As it is clear from above, there is difference between commission agent and consignment agent. Consignment agent actually deals with the goods, when he receives the same from the principal and dispatches them on the direction of the principal, to the ultimate customer. Consignment agent may not be even associated with the procurement of orders or does not directly deal with the sale purchase. He is acting on behalf of the principal and deals with the movement of the goods as per the direction of the principal. On the other hand commission agent is only concerned with the procurement of orders for which he may receive the fixed amount along with some percentage amount.

16. As per the agreement entered between the appellant and subsidiary company, we also find that subsidiary company is merely clearing the goods in USA and forwarding the same to the Customers of the Appellant. This fact also evident from the clause 2 of the agreement between appellant and subsidiary company in which it is mentioned that the books sold/shipped to subsidiary company is on consignment basis‟. Clause 6 of the said agreement provides that all import expenses on cargo at the port of destination, are sole responsibility of the buyer and he is responsible for cargo discharge, including all charges incurred in supervision of the discharge. Clause 7 also provides that the buyer bears the sole responsibility of securing all permits, licenses or any other documents required by the government of the importing nation. Thus the Subsidiary company is also undertaking the activity of clearing and forwarding agent. No clause of the agreement provides that subsidiary company also undertaking any marketing or promotion activity for the sale of the books exported by the appellant.
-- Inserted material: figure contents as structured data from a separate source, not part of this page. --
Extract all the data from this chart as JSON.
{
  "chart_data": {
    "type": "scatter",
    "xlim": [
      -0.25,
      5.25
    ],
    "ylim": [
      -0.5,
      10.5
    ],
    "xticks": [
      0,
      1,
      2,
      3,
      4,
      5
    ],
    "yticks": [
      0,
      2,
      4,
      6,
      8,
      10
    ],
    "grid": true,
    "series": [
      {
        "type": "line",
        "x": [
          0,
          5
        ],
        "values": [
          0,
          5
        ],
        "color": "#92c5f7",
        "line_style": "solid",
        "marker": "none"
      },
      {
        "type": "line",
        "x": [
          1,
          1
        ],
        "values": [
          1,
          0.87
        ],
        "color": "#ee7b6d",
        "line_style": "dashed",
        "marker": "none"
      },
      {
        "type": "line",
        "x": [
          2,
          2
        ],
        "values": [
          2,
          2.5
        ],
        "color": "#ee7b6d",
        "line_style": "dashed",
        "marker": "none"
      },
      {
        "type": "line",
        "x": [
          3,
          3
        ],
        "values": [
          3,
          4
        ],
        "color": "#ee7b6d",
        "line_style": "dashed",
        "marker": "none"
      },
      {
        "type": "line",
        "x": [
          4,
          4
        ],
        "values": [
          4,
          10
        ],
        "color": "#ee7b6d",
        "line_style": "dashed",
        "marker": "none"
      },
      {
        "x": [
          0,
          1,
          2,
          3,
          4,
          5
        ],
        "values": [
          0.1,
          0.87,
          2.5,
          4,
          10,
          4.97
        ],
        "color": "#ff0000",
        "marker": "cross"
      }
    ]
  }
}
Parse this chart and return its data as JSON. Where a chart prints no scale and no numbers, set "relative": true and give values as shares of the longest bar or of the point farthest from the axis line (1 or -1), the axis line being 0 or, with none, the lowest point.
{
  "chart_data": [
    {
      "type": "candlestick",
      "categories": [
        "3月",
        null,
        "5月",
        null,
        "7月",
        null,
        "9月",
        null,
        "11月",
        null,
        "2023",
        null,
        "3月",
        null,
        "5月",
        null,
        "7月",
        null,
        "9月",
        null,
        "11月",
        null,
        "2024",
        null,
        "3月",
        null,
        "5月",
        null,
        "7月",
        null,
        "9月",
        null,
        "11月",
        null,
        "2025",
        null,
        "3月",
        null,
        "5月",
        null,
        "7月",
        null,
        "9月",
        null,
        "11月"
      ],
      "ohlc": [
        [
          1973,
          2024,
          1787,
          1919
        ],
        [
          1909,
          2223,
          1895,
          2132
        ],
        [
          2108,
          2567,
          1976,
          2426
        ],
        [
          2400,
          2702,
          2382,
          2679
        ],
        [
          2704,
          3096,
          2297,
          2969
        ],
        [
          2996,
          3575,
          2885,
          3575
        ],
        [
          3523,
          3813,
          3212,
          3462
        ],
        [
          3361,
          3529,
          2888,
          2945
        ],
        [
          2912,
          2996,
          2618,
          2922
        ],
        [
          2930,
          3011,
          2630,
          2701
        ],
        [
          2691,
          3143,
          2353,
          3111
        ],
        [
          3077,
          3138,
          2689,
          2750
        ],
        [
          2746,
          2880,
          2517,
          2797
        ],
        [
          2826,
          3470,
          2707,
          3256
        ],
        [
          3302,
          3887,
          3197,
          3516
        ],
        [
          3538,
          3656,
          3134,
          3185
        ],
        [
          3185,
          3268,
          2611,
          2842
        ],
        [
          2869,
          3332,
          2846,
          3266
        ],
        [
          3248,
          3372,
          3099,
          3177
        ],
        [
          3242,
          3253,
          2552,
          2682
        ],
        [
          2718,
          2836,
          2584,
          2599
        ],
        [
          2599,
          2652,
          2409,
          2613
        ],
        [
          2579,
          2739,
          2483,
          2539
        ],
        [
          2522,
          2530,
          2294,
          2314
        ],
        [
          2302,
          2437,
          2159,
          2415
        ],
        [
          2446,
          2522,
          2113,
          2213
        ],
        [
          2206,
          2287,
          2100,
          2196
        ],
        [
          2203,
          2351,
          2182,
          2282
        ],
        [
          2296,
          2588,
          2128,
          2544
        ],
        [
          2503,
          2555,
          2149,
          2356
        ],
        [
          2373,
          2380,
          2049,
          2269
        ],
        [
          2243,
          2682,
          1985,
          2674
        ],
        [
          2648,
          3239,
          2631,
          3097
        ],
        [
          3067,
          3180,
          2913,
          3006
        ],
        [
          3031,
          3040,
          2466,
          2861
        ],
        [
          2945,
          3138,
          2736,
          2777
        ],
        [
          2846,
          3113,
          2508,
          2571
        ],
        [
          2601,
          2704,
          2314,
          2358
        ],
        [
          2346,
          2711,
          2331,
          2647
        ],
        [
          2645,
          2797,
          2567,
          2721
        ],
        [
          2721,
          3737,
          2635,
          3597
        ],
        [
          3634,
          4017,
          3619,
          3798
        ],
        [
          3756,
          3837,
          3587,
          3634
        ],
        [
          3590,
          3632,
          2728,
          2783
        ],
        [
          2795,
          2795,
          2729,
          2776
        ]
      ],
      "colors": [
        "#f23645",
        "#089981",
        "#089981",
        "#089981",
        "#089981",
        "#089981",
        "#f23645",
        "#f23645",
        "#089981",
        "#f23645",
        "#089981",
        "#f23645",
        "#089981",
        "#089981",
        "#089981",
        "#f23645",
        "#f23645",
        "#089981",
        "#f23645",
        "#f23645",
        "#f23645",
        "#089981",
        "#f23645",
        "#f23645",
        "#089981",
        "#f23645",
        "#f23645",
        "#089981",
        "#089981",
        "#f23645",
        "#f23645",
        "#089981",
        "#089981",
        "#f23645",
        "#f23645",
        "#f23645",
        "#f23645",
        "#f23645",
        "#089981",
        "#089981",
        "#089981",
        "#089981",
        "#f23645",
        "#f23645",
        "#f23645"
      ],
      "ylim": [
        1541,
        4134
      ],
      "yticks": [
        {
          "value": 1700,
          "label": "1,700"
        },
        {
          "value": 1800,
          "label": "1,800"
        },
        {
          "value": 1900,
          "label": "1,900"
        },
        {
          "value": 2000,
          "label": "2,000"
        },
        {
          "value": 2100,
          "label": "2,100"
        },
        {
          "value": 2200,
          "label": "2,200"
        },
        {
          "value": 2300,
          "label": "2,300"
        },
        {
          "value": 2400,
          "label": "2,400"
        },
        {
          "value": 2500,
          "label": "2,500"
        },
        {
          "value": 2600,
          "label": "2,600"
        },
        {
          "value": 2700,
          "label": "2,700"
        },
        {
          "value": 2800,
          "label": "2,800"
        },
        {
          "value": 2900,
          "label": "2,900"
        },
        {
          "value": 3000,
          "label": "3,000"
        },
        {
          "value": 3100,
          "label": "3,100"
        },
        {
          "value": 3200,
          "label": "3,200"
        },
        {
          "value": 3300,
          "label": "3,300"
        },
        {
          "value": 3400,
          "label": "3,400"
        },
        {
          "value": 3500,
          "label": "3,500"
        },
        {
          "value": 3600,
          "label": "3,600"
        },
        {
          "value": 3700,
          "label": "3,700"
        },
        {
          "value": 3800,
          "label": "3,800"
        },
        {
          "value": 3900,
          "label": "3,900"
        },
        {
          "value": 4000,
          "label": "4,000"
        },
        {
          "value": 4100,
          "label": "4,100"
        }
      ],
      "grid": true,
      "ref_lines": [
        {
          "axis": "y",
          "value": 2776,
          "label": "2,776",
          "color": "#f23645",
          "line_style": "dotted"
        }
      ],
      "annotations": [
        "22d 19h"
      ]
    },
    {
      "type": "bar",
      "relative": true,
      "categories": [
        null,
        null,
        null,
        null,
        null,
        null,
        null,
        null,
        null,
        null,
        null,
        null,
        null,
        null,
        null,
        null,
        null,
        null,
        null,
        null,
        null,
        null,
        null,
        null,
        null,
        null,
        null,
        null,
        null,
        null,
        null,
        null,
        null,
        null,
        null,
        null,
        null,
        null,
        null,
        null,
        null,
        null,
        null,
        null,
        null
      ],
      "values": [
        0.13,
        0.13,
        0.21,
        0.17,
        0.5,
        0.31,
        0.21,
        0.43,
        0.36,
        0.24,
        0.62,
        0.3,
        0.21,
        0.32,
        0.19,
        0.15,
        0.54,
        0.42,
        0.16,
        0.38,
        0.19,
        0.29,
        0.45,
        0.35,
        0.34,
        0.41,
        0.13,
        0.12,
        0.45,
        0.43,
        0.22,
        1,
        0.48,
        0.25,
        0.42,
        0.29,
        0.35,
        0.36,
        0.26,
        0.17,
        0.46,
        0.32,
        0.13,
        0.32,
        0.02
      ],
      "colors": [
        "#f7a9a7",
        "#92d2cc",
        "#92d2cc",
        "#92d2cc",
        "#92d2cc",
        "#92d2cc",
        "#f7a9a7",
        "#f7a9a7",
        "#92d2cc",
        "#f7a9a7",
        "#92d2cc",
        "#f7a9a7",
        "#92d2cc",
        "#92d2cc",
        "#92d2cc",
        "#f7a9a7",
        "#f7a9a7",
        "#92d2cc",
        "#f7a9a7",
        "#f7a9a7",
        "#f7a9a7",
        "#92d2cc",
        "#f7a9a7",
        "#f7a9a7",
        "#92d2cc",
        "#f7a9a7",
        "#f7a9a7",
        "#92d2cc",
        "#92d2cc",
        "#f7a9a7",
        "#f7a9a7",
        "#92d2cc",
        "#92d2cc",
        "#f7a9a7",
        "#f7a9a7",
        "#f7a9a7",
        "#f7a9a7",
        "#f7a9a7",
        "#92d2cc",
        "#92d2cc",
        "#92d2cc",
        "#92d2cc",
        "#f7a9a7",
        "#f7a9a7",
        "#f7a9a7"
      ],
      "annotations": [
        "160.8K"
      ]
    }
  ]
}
In such a scenario, the subsidiary company who is the service provider had to be held as consignment agent rather than commission agent.

17. Since we decide the matter on merits, we do not incline to deal with the issues of Limitation, and others argued by the appellant and the same are kept open.

18. In this factual and legal scenario, the conclusion of the Learned Adjudicating authority that the appellant are liable to pay service tax under the taxable service Business Auxiliary Services‟ cannot be sustained. Accordingly, we set aside the impugned order and allow the appeal with consequential relief, if any, in accordance with law.